I moved from a proportional-representation country to a FPTP one (Canada) and it's so much better to have a specific individual who is my MP.
Back where I was born, there's a grey and anonymous party list of people selected by extremely dubious internal party political means. I never felt the slightest bit represented; and the political process was completely opaque.
Now I have a dude with a newsletter, an email address, and an office.
The Anonymous Party list, and opaque process are not inherent factors on any of the replacements for FPTP, in fact the only one WITH the list was supposed to be an open list, and that was the system with the least political support.
Ranked/alternate voting, STV and other options directly address the issues with FPTP without introducing the drawbacks of MMP/unelected leaders being selected for seats.
Ranked voting is a majoritarian variant of FPTP that doesn't fix many of the flaws of FPTP. There is still the flaw of "favourite betrayal" that induces a need to vote "strategically".
Single Transferable Vote involves ranking candidates but is a Proportional System.
STV does a much better job of it and is why I was strongly in support of STV over AR/MMP or other options.
Countries with multiple small parties frequently seem to collapse into political torpor where nothing ever changes.
2 parties means power tends to jump back and forth due to the recent ruling party doing badly vs the opposition actually providing an alternative and compelling change. This means parties tend to "lose" more than actually "win" elections.
2 dominant parties when one side of the spectrum is split among 2-3 parties tends to allow a smaller minority to achieve stronger governments which is not representative. I.E the split on the right in the 90's allowed the Liberals to have many successive majority governments despite less than 50% of support for many of those elections. In the aughts the alliance and PC merger turned that around and now the NDP and Liberals tend to split the left to a degree and the right can win a strong majority with 35-38% of the actual vote. This doesn't benefit any side long term.
"getting things done" isn't always the best metric for a political party, especially when they don't have the public support for their changes.

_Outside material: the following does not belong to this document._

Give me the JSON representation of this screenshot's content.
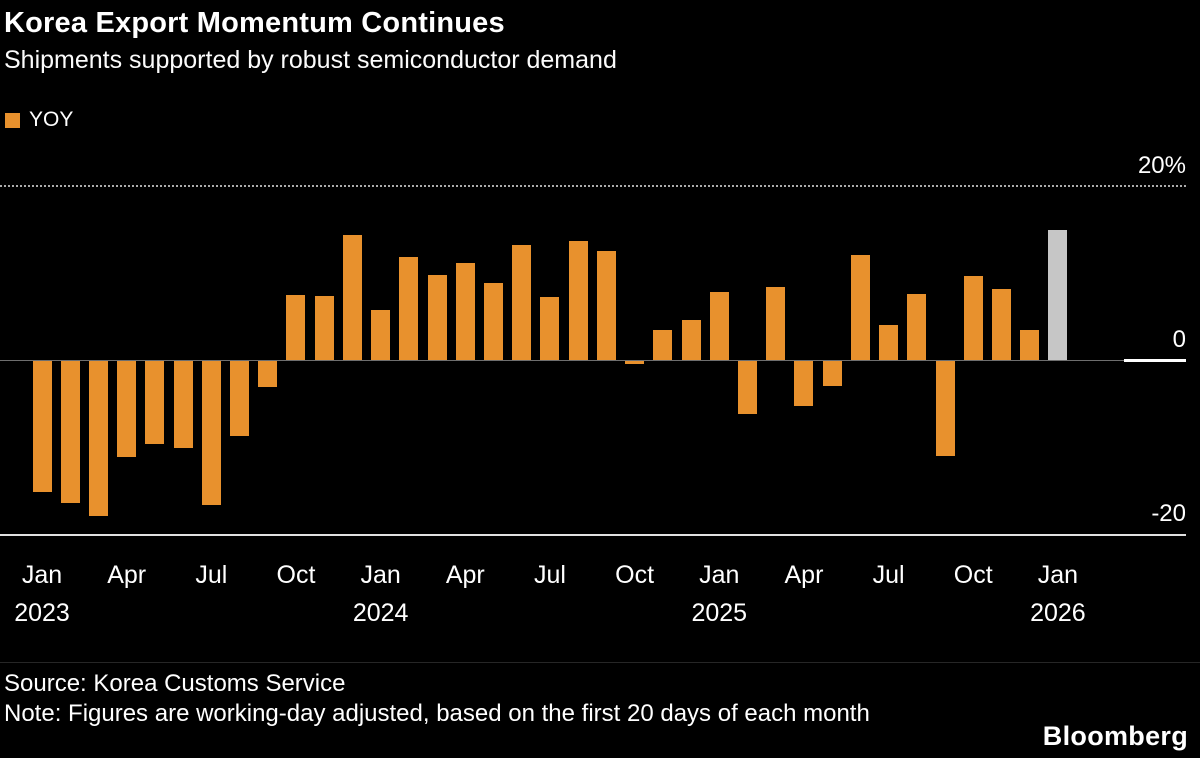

STV or various other methods that allow proportional results while maintaining current representation and government size were the best outcome, but didn't benefit the liberals so they dropped it.
You are all in the same boat in a sense that’s more local and less abstract than with proportional rep.
Which is why voting needs to be effective, and FPTP is exactly why there are so many "safe" ridings for the various parties.
Comparing FPTP to a worse system and decided FTPT is awesome while ignoring its known and widely discussed flaws surprises me. Its not really open for debate these days although people love to reject reality.
Whenever I see something is not open for debate, I view it with a lot more skepticism. Almost always, this type of framing, to make an idea untouchable, leads to abuse. We saw this in a lot of the “trust authorities” type messaging in the pandemic.
Do you realize how alienating this shit is to a centrist?